Load model from pickle file and use

# Checking the pickle model
loaded_model = pickle.load(open(filename, 'rb'))
result = loaded_model.predict(x_testb)
# performance
print(f'Accuracy Score: {accuracy_score(y_testb,result)}')
## Accuracy Score: 0.9827160493827161
print(f'Confusion Matrix: \n{confusion_matrix(y_testb, result)}')
## Confusion Matrix: 
## [[807   8]
##  [ 13 387]]
print(f'Area Under Curve: {roc_auc_score(y_testb, result)}')
## Area Under Curve: 0.9788420245398772
print(f'Recall score: {recall_score(y_testb,result)}')
## Recall score: 0.9675
print(f'Precision score: {precision_score(y_testb,result)}')
## Precision score: 0.979746835443038
print(f'f1 score: {f1_score(y_testb,result)}')
## f1 score: 0.9735849056603773

Conclusion:

We have built a model using logistic regression, Support vector machine and Random forest classifier. This data set is highly imbalance hence accuracy can’t a good measure, Hence we have used precision, Recall, and AUC for determining better model.

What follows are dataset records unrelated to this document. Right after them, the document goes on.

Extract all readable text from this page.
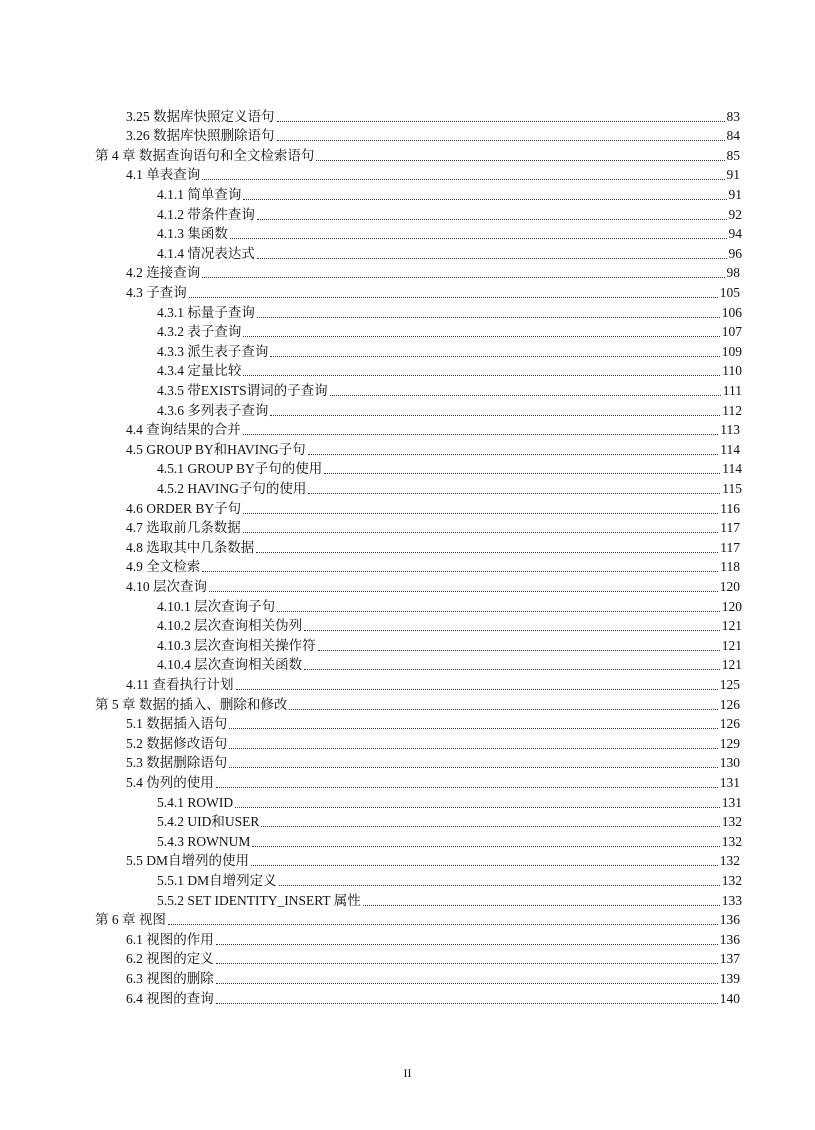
3.25 数据库快照定义语句	83
3.26 数据库快照删除语句	84
第 4 章 数据查询语句和全文检索语句	85
4.1 单表查询	91
4.1.1 简单查询	91
4.1.2 带条件查询	92
4.1.3 集函数	94
4.1.4 情况表达式	96
4.2 连接查询	98
4.3 子查询	105
4.3.1 标量子查询	106
4.3.2 表子查询	107
4.3.3 派生表子查询	109
4.3.4 定量比较	110
4.3.5 带EXISTS谓词的子查询	111
4.3.6 多列表子查询	112
4.4 查询结果的合并	113
4.5 GROUP BY和HAVING子句	114
4.5.1 GROUP BY子句的使用	114
4.5.2 HAVING子句的使用	115
4.6 ORDER BY子句	116
4.7 选取前几条数据	117
4.8 选取其中几条数据	117
4.9 全文检索	118
4.10 层次查询	120
4.10.1 层次查询子句	120
4.10.2 层次查询相关伪列	121
4.10.3 层次查询相关操作符	121
4.10.4 层次查询相关函数	121
4.11 查看执行计划	125
第 5 章 数据的插入、删除和修改	126
5.1 数据插入语句	126
5.2 数据修改语句	129
5.3 数据删除语句	130
5.4 伪列的使用	131
5.4.1 ROWID	131
5.4.2 UID和USER	132
5.4.3 ROWNUM	132
5.5 DM自增列的使用	132
5.5.1 DM自增列定义	132
5.5.2 SET IDENTITY_INSERT 属性	133
第 6 章 视图	136
6.1 视图的作用	136
6.2 视图的定义	137
6.3 视图的删除	139
6.4 视图的查询	140
II
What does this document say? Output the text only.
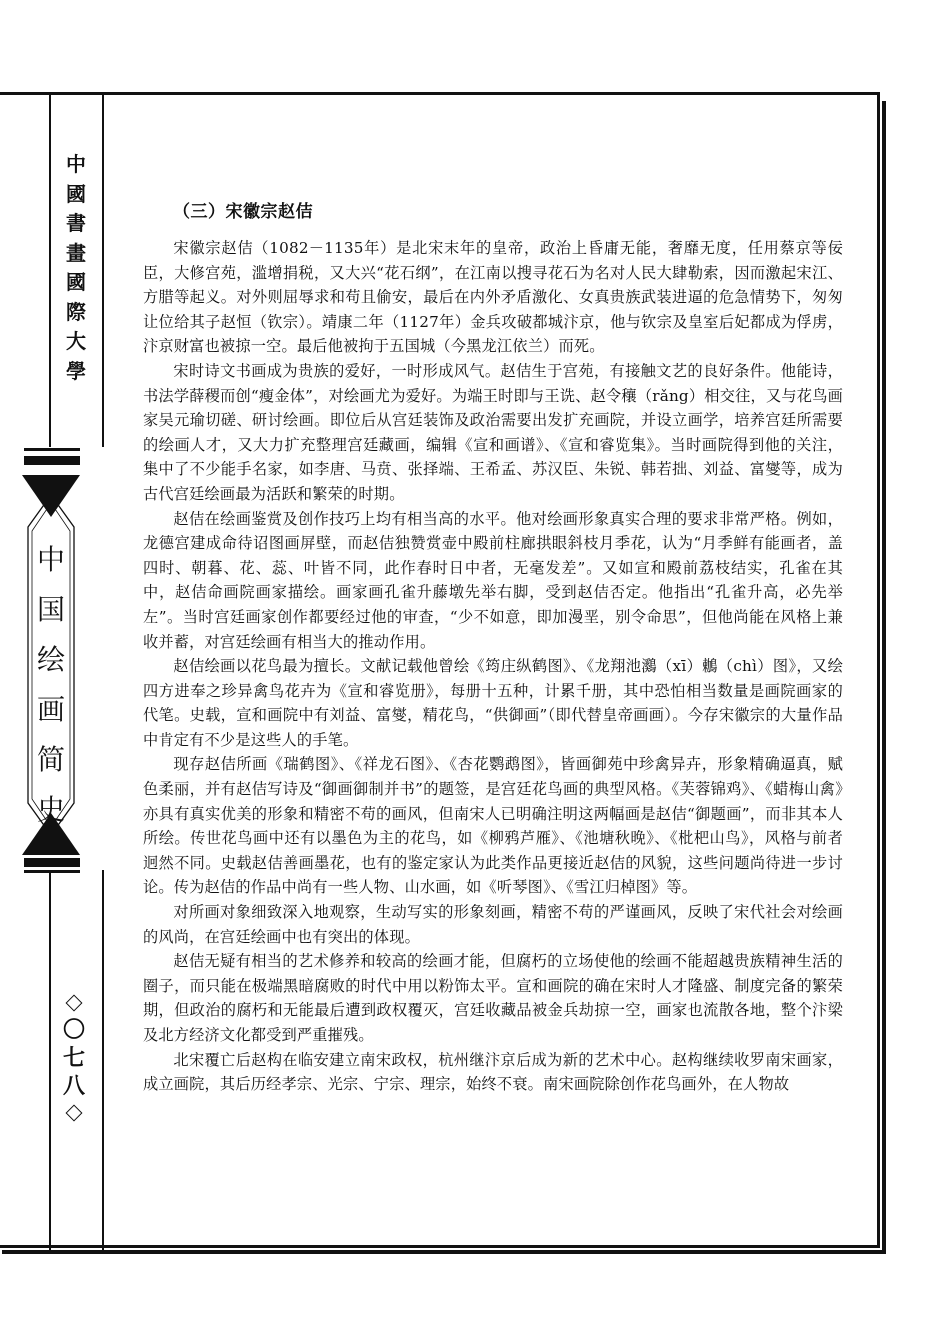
中
國
書
畫
國
際
大
學
中
国
绘
画
简
史
〇
七
八
（三）宋徽宗赵佶

宋徽宗赵佶（1082－1135年）是北宋末年的皇帝，政治上昏庸无能，奢靡无度，任用蔡京等佞臣，大修宫苑，滥增捐税，又大兴“花石纲”，在江南以搜寻花石为名对人民大肆勒索，因而激起宋江、方腊等起义。对外则屈辱求和苟且偷安，最后在内外矛盾激化、女真贵族武装进逼的危急情势下，匆匆让位给其子赵恒（钦宗）。靖康二年（1127年）金兵攻破都城汴京，他与钦宗及皇室后妃都成为俘虏，汴京财富也被掠一空。最后他被拘于五国城（今黑龙江依兰）而死。

宋时诗文书画成为贵族的爱好，一时形成风气。赵佶生于宫苑，有接触文艺的良好条件。他能诗，书法学薛稷而创“瘦金体”，对绘画尤为爱好。为端王时即与王诜、赵令穰（rǎng）相交往，又与花鸟画家吴元瑜切磋、研讨绘画。即位后从宫廷装饰及政治需要出发扩充画院，并设立画学，培养宫廷所需要的绘画人才，又大力扩充整理宫廷藏画，编辑《宣和画谱》、《宣和睿览集》。当时画院得到他的关注，集中了不少能手名家，如李唐、马贲、张择端、王希孟、苏汉臣、朱锐、韩若拙、刘益、富燮等，成为古代宫廷绘画最为活跃和繁荣的时期。

赵佶在绘画鉴赏及创作技巧上均有相当高的水平。他对绘画形象真实合理的要求非常严格。例如，龙德宫建成命待诏图画屏壁，而赵佶独赞赏壶中殿前柱廊拱眼斜枝月季花，认为“月季鲜有能画者，盖四时、朝暮、花、蕊、叶皆不同，此作春时日中者，无毫发差”。又如宣和殿前荔枝结实，孔雀在其中，赵佶命画院画家描绘。画家画孔雀升藤墩先举右脚，受到赵佶否定。他指出“孔雀升高，必先举左”。当时宫廷画家创作都要经过他的审查，“少不如意，即加漫垩，别令命思”，但他尚能在风格上兼收并蓄，对宫廷绘画有相当大的推动作用。

赵佶绘画以花鸟最为擅长。文献记载他曾绘《筠庄纵鹤图》、《龙翔池鸂（xī）鶒（chì）图》，又绘四方进奉之珍异禽鸟花卉为《宣和睿览册》，每册十五种，计累千册，其中恐怕相当数量是画院画家的代笔。史载，宣和画院中有刘益、富燮，精花鸟，“供御画”（即代替皇帝画画）。今存宋徽宗的大量作品中肯定有不少是这些人的手笔。

现存赵佶所画《瑞鹤图》、《祥龙石图》、《杏花鹦鹉图》，皆画御苑中珍禽异卉，形象精确逼真，赋色柔丽，并有赵佶写诗及“御画御制并书”的题签，是宫廷花鸟画的典型风格。《芙蓉锦鸡》、《蜡梅山禽》亦具有真实优美的形象和精密不苟的画风，但南宋人已明确注明这两幅画是赵佶“御题画”，而非其本人所绘。传世花鸟画中还有以墨色为主的花鸟，如《柳鸦芦雁》、《池塘秋晚》、《枇杷山鸟》，风格与前者迥然不同。史载赵佶善画墨花，也有的鉴定家认为此类作品更接近赵佶的风貌，这些问题尚待进一步讨论。传为赵佶的作品中尚有一些人物、山水画，如《听琴图》、《雪江归棹图》等。

对所画对象细致深入地观察，生动写实的形象刻画，精密不苟的严谨画风，反映了宋代社会对绘画的风尚，在宫廷绘画中也有突出的体现。

赵佶无疑有相当的艺术修养和较高的绘画才能，但腐朽的立场使他的绘画不能超越贵族精神生活的圈子，而只能在极端黑暗腐败的时代中用以粉饰太平。宣和画院的确在宋时人才隆盛、制度完备的繁荣期，但政治的腐朽和无能最后遭到政权覆灭，宫廷收藏品被金兵劫掠一空，画家也流散各地，整个汴梁及北方经济文化都受到严重摧残。

北宋覆亡后赵构在临安建立南宋政权，杭州继汴京后成为新的艺术中心。赵构继续收罗南宋画家，成立画院，其后历经孝宗、光宗、宁宗、理宗，始终不衰。南宋画院除创作花鸟画外，在人物故
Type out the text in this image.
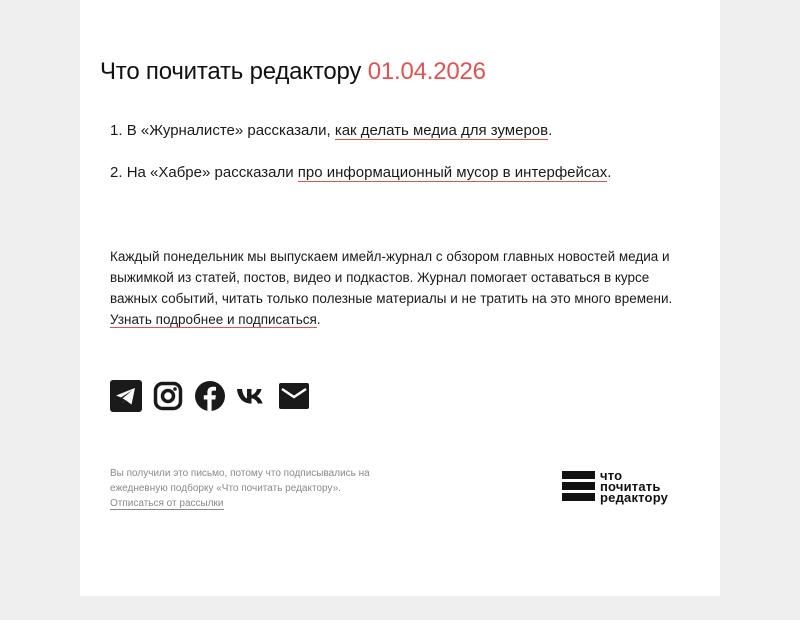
Что почитать редактору 01.04.2026
1. В «Журналисте» рассказали, как делать медиа для зумеров.
2. На «Хабре» рассказали про информационный мусор в интерфейсах.

Каждый понедельник мы выпускаем имейл-журнал с обзором главных новостей медиа и выжимкой из статей, постов, видео и подкастов. Журнал помогает оставаться в курсе важных событий, читать только полезные материалы и не тратить на это много времени. Узнать подробнее и подписаться.

Вы получили это письмо, потому что подписывались на ежедневную подборку «Что почитать редактору».
Отписаться от рассылки
что
почитать
редактору
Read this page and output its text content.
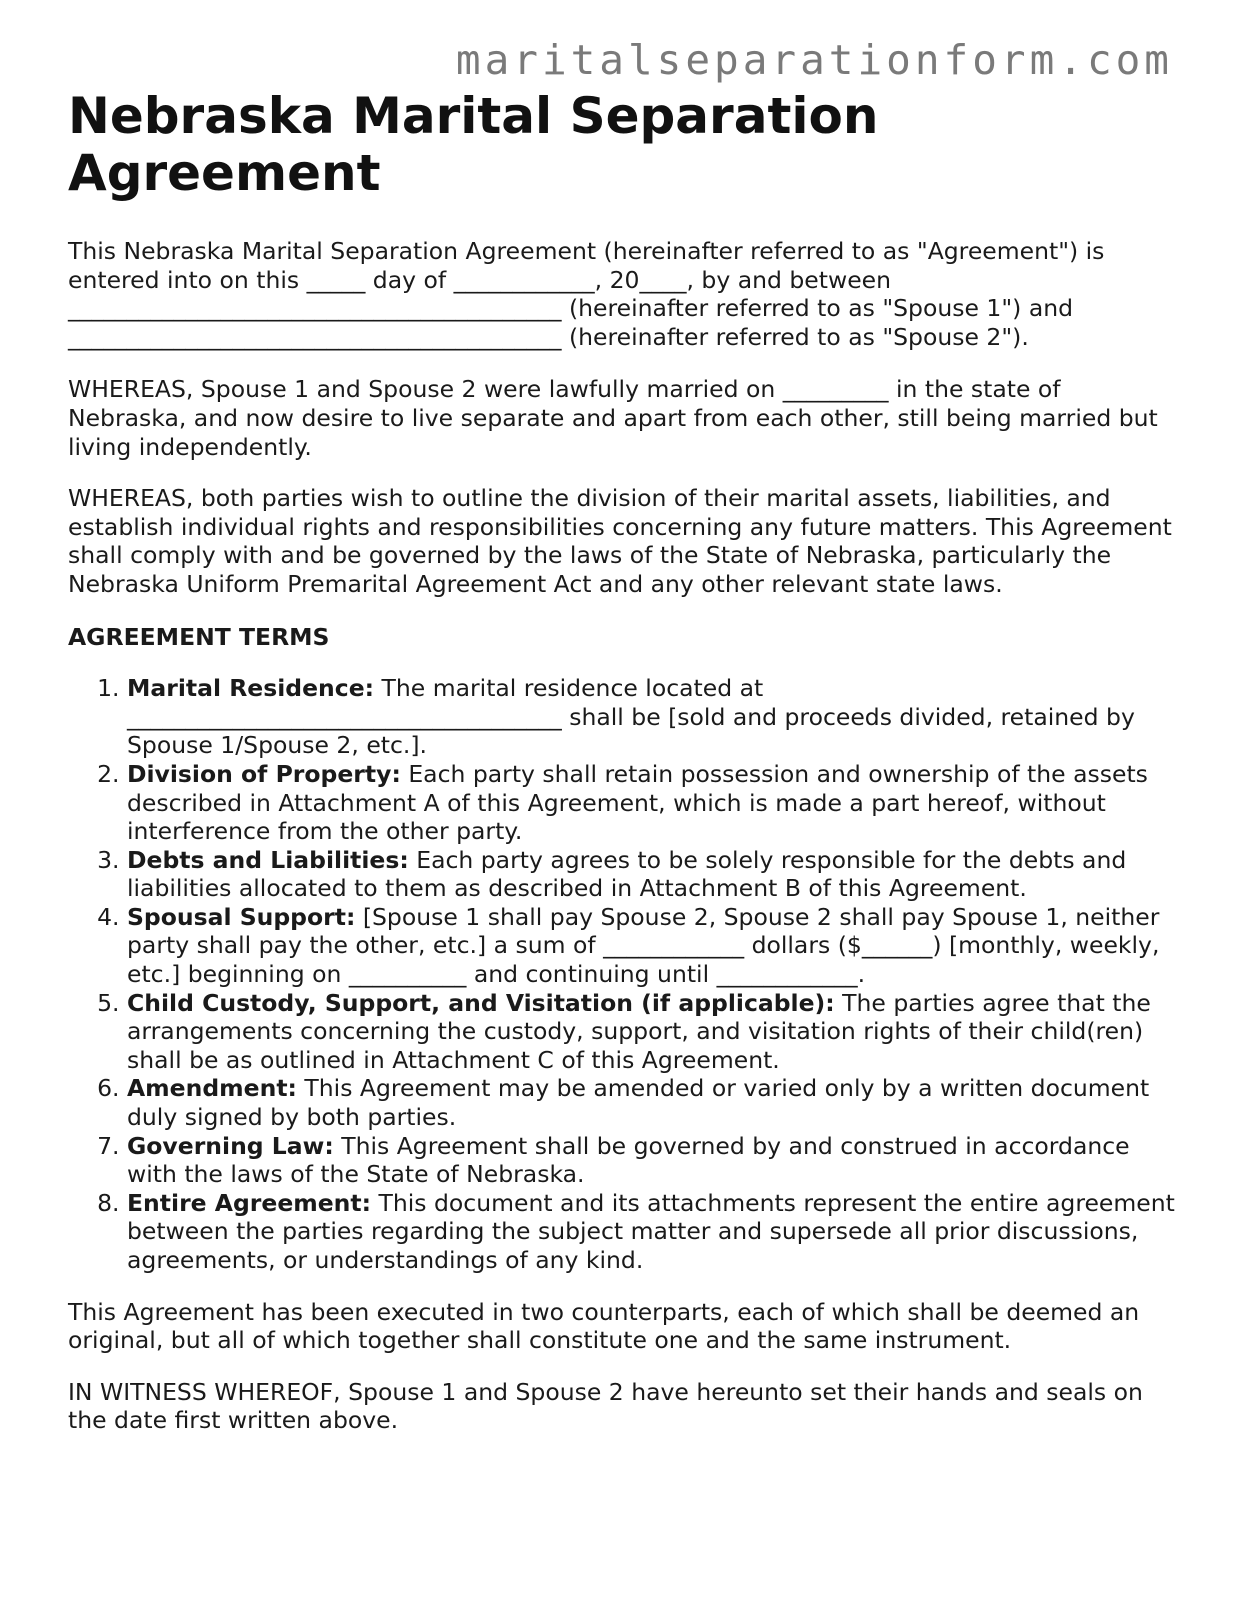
maritalseparationform.com
Nebraska Marital Separation Agreement

This Nebraska Marital Separation Agreement (hereinafter referred to as "Agreement") is
entered into on this _____ day of ____________, 20____, by and between
__________________________________________ (hereinafter referred to as "Spouse 1") and
__________________________________________ (hereinafter referred to as "Spouse 2").

WHEREAS, Spouse 1 and Spouse 2 were lawfully married on _________ in the state of Nebraska, and now desire to live separate and apart from each other, still being married but living independently.

WHEREAS, both parties wish to outline the division of their marital assets, liabilities, and establish individual rights and responsibilities concerning any future matters. This Agreement shall comply with and be governed by the laws of the State of Nebraska, particularly the Nebraska Uniform Premarital Agreement Act and any other relevant state laws.

AGREEMENT TERMS
1. Marital Residence: The marital residence located at _____________________________________ shall be [sold and proceeds divided, retained by Spouse 1/Spouse 2, etc.].
2. Division of Property: Each party shall retain possession and ownership of the assets described in Attachment A of this Agreement, which is made a part hereof, without interference from the other party.
3. Debts and Liabilities: Each party agrees to be solely responsible for the debts and liabilities allocated to them as described in Attachment B of this Agreement.
4. Spousal Support: [Spouse 1 shall pay Spouse 2, Spouse 2 shall pay Spouse 1, neither party shall pay the other, etc.] a sum of ____________ dollars ($______) [monthly, weekly, etc.] beginning on __________ and continuing until ____________.
5. Child Custody, Support, and Visitation (if applicable): The parties agree that the arrangements concerning the custody, support, and visitation rights of their child(ren) shall be as outlined in Attachment C of this Agreement.
6. Amendment: This Agreement may be amended or varied only by a written document duly signed by both parties.
7. Governing Law: This Agreement shall be governed by and construed in accordance with the laws of the State of Nebraska.
8. Entire Agreement: This document and its attachments represent the entire agreement between the parties regarding the subject matter and supersede all prior discussions, agreements, or understandings of any kind.

This Agreement has been executed in two counterparts, each of which shall be deemed an original, but all of which together shall constitute one and the same instrument.

IN WITNESS WHEREOF, Spouse 1 and Spouse 2 have hereunto set their hands and seals on the date first written above.
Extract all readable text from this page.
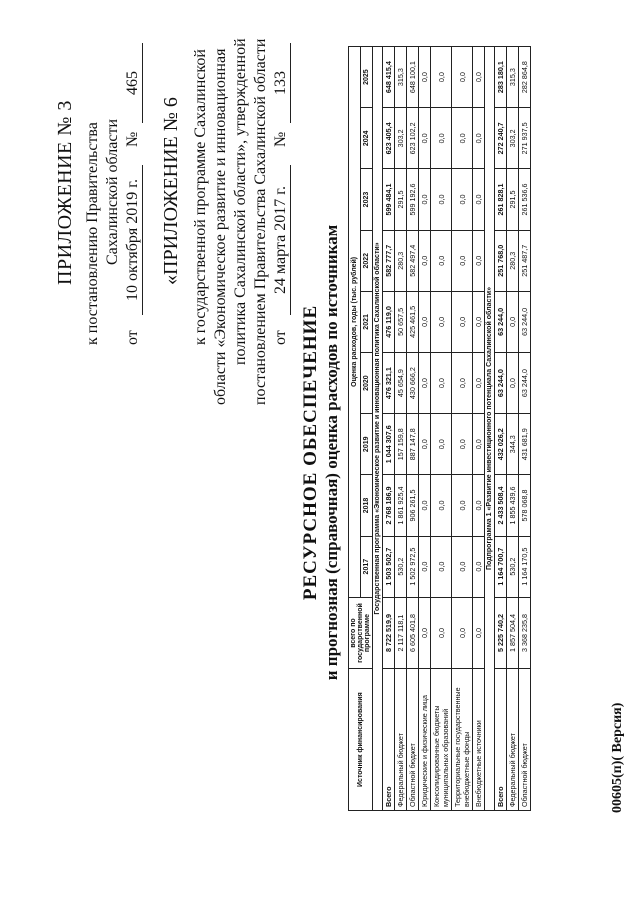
ПРИЛОЖЕНИЕ № 3 к постановлению Правительства Сахалинской области
от
10 октября 2019 г.
№
465
«ПРИЛОЖЕНИЕ № 6 к государственной программе Сахалинской области «Экономическое развитие и инновационная политика Сахалинской области», утвержденной постановлением Правительства Сахалинской области от
24 марта 2017 г.
№
133
РЕСУРСНОЕ ОБЕСПЕЧЕНИЕ и прогнозная (справочная) оценка расходов по источникам
Источник финансирования	всего по государственной программе	Оценка расходов, годы (тыс. рублей)								
		2017	2018	2019	2020	2021	2022	2023	2024	2025
Государственная программа «Экономическое развитие и инновационная политика Сахалинской области»										
Всего	8 722 519,9	1 503 502,7	2 768 186,9	1 044 307,6	476 321,1	476 119,0	582 777,7	599 484,1	623 405,4	648 415,4
Федеральный бюджет	2 117 118,1	530,2	1 861 925,4	157 159,8	45 654,9	50 657,5	280,3	291,5	303,2	315,3
Областной бюджет	6 605 401,8	1 502 972,5	906 261,5	887 147,8	430 666,2	425 461,5	582 497,4	599 192,6	623 102,2	648 100,1
Юридические и физические лица	0,0	0,0	0,0	0,0	0,0	0,0	0,0	0,0	0,0	0,0
Консолидированные бюджеты муниципальных образований	0,0	0,0	0,0	0,0	0,0	0,0	0,0	0,0	0,0	0,0
Территориальные государственные внебюджетные фонды	0,0	0,0	0,0	0,0	0,0	0,0	0,0	0,0	0,0	0,0
Внебюджетные источники	0,0	0,0	0,0	0,0	0,0	0,0	0,0	0,0	0,0	0,0
Подпрограмма 1 «Развитие инвестиционного потенциала Сахалинской области»										
Всего	5 225 740,2	1 164 700,7	2 433 508,4	432 026,2	63 244,0	63 244,0	251 768,0	261 828,1	272 240,7	283 180,1
Федеральный бюджет	1 857 504,4	530,2	1 855 439,6	344,3	0,0	0,0	280,3	291,5	303,2	315,3
Областной бюджет	3 368 235,8	1 164 170,5	578 068,8	431 681,9	63 244,0	63 244,0	251 487,7	261 536,6	271 937,5	282 864,8
00605(п)( Версия)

We use class weight technique to handle un balanced data and observe that the model performance improved by considering class weight.

Scaling/data transformation plays a major role when we work on SVM.

We have also explored undersampling and oversampling technique like SMOTE to handle data imbalance.

We have also seen how to systematically improve a model.